[LUM#17] La révolution des ondes TéraHertz
Voir à travers la matière… de la science-fiction ? C’est pourtant une réalité rendue possible grâce aux ondes TéraHertz. Une technologie qui ouvre à de nombreuses applications développées par l’entreprise Terakalis qui permet par exemple de vérifier que les ailes des avions sont intactes. C’est sûr, ça rassure.

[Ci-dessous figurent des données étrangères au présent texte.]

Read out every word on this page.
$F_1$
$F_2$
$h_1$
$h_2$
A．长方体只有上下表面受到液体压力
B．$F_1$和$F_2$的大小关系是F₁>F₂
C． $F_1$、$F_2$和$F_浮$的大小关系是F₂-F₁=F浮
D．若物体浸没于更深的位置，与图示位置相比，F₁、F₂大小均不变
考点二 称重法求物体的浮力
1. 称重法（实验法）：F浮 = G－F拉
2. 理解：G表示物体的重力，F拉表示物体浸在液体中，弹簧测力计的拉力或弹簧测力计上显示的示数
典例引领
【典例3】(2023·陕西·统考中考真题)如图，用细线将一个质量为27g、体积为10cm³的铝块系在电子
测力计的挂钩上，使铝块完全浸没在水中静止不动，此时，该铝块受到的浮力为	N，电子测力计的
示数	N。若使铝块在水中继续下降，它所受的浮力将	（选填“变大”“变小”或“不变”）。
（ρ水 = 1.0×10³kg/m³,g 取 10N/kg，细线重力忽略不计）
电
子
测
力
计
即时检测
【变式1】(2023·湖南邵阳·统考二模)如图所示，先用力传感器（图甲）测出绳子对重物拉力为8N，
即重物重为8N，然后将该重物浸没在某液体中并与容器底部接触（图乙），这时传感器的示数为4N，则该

Frédéric Teppe a un super-pouvoir. Il peut littéralement voir dans la matière. Un super-héros ? « Plutôt un sociologue des électrons » comme se définit lui-même le physicien. Avec ses collègues du Laboratoire Charles Coulomb*, il étudie depuis des années le comportement de ces particules élémentaires. « Des oscillations de plasma, ou vagues d’électrons, peuvent se propager dans les transistors pour générer ou détecter des ondes électromagnétiques aux fréquences TéraHertz », décrypte le spécialiste. Ces ondes TéraHertz se situent dans le spectre électromagnétique entre les micro-ondes et l’infrarouge. Si l’humanité a longtemps été « totalement aveugle dans cette gamme de fréquence », les dompteurs d’ondes TéraHertz ont fait la lumière sur leurs propriétés hors du commun…
Voir à travers
« Ce sont des ondes non ionisantes qui sont donc sans danger pour la santé et qui possèdent un fort pouvoir pénétrant leur permettant de traverser différents types de matériaux, notamment le tissu, le plastique ou encore les matériaux composites et qui permettent un contraste bien supérieur aux rayons X. » Des propriétés que Frédéric Teppe et ses collaborateurs Wojciech Knap, Nina Dyakonova et Pierre Solignac ont décidé de valoriser en fondant en 2013 la start-up T-Waves Technologies, désormais devenue Terakalis, lauréate de pas moins de 4 prix de l’innovation. Une entreprise d’autant plus remarquée que « c’est assez rare de voir des applications sortir d’un laboratoire de physique fondamentale », note Frédéric Teppe.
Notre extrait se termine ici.